HEADLINESIA.com, PEKANBARU, 6 MEI 2026 – Gubernur nonaktif Riau, Abdul Wahid, membantah keras tudingan pelanggaran administrasi dalam persidangan di Pengadilan Tipikor baru-baru ini. Beliau menegaskan bahwa percepatan anggaran dilakukan murni demi merespons keluhan infrastruktur masyarakat yang sudah sangat mendesak. Serta protes keras Abdul Wahid pada Persidangan soal kerja pada hari libur.
Selanjutnya, Wahid memaparkan kondisi riil jalanan di Riau yang rusak parah saat ia mulai menjabat. Langkah respons cepat menjadi keharusan untuk menangani laporan warga yang masuk tanpa jeda setiap hari.
Kerja Keras Hingga Dini Hari
Bahkan, ia mengaku sering meneruskan laporan masyarakat langsung kepada pejabat terkait agar segera dieksekusi tanpa penundaan. “Hampir tiap minggu ada laporan jalan rusak, semua saya teruskan ke Pak Sekdaprov dan Kadis,” ungkapnya lugas.

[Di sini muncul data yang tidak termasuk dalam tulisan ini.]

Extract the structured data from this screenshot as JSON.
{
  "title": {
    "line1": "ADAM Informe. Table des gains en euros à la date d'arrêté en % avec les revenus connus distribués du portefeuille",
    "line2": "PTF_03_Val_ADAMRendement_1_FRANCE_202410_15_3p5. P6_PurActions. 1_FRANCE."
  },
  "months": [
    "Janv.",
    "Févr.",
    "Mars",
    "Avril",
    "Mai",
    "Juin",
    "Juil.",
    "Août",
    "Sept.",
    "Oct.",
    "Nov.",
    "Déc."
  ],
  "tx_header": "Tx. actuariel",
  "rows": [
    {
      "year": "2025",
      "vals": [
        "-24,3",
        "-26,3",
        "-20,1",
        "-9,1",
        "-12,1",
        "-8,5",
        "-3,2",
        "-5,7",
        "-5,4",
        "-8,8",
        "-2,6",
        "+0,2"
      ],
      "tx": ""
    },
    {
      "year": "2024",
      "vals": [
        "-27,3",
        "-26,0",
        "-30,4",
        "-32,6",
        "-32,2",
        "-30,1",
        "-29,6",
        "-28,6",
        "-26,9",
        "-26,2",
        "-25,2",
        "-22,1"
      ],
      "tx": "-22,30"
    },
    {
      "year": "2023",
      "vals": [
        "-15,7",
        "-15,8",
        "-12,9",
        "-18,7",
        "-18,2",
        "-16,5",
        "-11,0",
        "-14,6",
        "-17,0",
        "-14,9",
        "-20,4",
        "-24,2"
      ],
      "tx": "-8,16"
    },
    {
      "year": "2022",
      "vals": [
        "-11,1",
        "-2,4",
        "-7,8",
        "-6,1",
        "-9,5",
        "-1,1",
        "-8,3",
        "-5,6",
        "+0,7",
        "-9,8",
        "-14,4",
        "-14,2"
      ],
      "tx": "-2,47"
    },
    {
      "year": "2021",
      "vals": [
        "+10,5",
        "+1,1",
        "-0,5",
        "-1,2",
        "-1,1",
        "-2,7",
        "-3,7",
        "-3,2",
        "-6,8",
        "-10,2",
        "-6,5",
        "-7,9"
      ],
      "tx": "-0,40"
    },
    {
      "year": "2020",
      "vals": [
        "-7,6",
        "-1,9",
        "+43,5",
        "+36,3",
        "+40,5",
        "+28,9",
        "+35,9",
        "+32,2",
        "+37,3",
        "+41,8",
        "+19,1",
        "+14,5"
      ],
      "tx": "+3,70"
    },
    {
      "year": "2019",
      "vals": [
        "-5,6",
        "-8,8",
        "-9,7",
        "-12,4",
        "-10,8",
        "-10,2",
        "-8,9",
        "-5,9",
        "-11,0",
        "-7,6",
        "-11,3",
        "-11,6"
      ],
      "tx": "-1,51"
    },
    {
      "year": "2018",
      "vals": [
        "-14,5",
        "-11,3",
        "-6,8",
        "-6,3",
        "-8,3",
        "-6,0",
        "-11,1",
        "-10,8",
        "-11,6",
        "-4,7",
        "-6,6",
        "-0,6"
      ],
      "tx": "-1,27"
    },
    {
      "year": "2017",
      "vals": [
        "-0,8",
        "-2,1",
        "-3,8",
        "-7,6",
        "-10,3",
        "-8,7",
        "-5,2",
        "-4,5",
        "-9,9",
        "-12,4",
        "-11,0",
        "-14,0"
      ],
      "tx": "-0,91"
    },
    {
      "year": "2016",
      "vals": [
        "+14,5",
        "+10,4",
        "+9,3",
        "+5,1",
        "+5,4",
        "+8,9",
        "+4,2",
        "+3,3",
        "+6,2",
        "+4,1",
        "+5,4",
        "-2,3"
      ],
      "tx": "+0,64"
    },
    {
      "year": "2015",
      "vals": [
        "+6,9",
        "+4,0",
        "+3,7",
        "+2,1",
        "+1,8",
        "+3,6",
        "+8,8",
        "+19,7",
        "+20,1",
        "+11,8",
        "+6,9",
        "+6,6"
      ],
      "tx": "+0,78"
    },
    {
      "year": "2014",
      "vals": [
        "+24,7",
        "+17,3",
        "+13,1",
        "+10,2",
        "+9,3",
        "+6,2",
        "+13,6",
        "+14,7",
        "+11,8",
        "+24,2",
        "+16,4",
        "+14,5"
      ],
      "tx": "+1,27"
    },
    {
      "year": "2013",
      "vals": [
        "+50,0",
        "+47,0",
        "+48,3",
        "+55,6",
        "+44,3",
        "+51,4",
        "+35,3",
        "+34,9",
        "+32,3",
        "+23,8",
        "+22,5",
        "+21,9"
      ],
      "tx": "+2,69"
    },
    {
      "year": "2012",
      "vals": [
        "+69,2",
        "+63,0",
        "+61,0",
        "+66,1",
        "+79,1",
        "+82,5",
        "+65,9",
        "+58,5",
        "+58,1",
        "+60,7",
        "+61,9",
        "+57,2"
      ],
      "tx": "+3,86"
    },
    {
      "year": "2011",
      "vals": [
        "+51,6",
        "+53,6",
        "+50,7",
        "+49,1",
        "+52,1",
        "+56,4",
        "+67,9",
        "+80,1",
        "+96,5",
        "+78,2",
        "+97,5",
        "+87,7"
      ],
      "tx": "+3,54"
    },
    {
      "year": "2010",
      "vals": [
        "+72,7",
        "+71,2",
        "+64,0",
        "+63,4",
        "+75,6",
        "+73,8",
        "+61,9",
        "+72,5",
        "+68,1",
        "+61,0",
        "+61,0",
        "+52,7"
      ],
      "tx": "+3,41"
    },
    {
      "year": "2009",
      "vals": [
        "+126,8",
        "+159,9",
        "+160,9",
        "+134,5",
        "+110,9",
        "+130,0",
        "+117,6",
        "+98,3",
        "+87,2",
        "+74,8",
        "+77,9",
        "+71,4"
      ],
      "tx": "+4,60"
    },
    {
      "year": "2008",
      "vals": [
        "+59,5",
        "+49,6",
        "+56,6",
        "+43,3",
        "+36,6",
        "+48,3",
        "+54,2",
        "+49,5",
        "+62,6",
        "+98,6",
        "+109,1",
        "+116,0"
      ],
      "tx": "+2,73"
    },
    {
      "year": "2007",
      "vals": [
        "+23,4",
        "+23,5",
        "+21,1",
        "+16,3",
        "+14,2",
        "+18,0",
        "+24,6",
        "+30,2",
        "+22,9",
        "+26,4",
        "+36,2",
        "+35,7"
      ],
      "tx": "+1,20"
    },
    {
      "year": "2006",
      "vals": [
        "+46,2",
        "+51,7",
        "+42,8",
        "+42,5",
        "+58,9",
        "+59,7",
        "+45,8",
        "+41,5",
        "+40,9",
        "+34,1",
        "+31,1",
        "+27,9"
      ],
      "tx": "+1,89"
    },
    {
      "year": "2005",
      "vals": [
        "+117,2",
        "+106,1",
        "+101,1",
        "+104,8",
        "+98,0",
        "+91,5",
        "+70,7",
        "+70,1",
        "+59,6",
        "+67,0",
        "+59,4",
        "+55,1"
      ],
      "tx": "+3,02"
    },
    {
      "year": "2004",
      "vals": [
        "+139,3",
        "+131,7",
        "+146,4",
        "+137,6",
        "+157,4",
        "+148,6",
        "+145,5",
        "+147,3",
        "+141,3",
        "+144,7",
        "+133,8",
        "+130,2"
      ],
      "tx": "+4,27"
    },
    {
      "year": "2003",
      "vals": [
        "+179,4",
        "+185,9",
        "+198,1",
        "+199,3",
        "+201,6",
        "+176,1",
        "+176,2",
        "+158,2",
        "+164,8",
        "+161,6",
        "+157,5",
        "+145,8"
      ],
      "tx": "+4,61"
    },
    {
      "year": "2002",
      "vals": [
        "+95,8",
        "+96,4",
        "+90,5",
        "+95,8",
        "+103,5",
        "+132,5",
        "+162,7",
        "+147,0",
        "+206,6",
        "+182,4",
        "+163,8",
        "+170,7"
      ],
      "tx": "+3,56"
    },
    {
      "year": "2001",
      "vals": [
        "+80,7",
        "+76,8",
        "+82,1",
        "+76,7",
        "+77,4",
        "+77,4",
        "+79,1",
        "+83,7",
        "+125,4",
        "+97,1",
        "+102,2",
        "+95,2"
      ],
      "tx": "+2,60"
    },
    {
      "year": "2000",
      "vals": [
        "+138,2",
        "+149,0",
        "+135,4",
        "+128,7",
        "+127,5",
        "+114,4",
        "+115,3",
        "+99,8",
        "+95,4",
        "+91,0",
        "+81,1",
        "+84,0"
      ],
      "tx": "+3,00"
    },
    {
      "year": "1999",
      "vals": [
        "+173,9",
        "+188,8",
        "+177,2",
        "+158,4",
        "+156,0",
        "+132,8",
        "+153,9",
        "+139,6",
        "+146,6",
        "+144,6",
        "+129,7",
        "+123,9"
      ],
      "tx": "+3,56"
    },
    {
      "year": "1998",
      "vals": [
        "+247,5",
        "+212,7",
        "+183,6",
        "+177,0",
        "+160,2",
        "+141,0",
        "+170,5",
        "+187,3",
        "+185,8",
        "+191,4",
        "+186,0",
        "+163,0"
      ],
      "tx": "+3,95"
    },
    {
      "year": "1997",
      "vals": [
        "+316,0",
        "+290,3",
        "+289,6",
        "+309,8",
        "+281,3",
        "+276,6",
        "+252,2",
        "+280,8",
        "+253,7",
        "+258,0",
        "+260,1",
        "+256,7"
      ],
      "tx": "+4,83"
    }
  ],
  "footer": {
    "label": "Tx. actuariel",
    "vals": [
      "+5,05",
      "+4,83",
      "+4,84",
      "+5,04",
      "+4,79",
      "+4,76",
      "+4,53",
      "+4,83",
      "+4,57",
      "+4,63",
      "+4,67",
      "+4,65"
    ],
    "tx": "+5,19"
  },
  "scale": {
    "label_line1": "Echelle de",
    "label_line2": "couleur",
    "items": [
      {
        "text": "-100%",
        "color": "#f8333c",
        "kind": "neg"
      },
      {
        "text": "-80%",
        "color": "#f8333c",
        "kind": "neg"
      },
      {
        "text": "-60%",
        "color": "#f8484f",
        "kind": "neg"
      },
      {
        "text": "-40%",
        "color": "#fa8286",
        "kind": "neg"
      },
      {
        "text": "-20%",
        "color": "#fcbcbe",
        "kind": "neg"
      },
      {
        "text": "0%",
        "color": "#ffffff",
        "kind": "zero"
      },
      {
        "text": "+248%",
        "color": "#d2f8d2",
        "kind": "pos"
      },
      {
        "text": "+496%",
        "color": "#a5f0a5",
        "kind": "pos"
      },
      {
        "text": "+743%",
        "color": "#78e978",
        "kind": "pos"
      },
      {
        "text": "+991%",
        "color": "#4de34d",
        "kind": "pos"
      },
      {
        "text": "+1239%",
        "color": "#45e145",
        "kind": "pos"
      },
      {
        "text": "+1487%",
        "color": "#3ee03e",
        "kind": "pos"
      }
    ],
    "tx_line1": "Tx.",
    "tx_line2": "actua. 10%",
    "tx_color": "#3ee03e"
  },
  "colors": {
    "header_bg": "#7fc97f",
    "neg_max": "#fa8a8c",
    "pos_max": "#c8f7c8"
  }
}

Selain itu, Wahid menekankan intensitas kerjanya sangat tinggi sebagai bentuk keseriusan membenahi kondisi daerah. “Saya tidur jam 3 subuh karena niat membangun Riau, tapi rapat hari libur pun kini dipersoalkan,” keluhnya.
Bantahan Soal Review APIP
Di sisi lain, persoalan absennya review APIP atas pergeseran anggaran juga diklarifikasi secara teknis oleh Wahid. Menurutnya, review APIP hanya relevan pada kondisi tertentu dan bukan merupakan sebuah bentuk pelanggaran hukum mutlak.
Apalagi, kegiatan yang berlandaskan Instruksi Presiden seharusnya bisa langsung berjalan setelah Dokumen Pelaksanaan Anggaran (DPA) terbit. Wahid berpendapat bahwa menunggu proses tambahan hanya akan menghambat pelayanan publik yang seharusnya menjadi prioritas utama pemerintah.
Akhirnya, Wahid meminta agar proses hukum ini tidak dibumbui narasi yang berlebihan atau terkesan mengada-ada. “Jangan didramatisir, seolah-olah tidak direview itu salah,” tegasnya. Beliau pun menutup pernyataan dengan peringatan bahwa hambatan birokrasi pada akhirnya hanya akan merugikan kepentingan rakyat luas.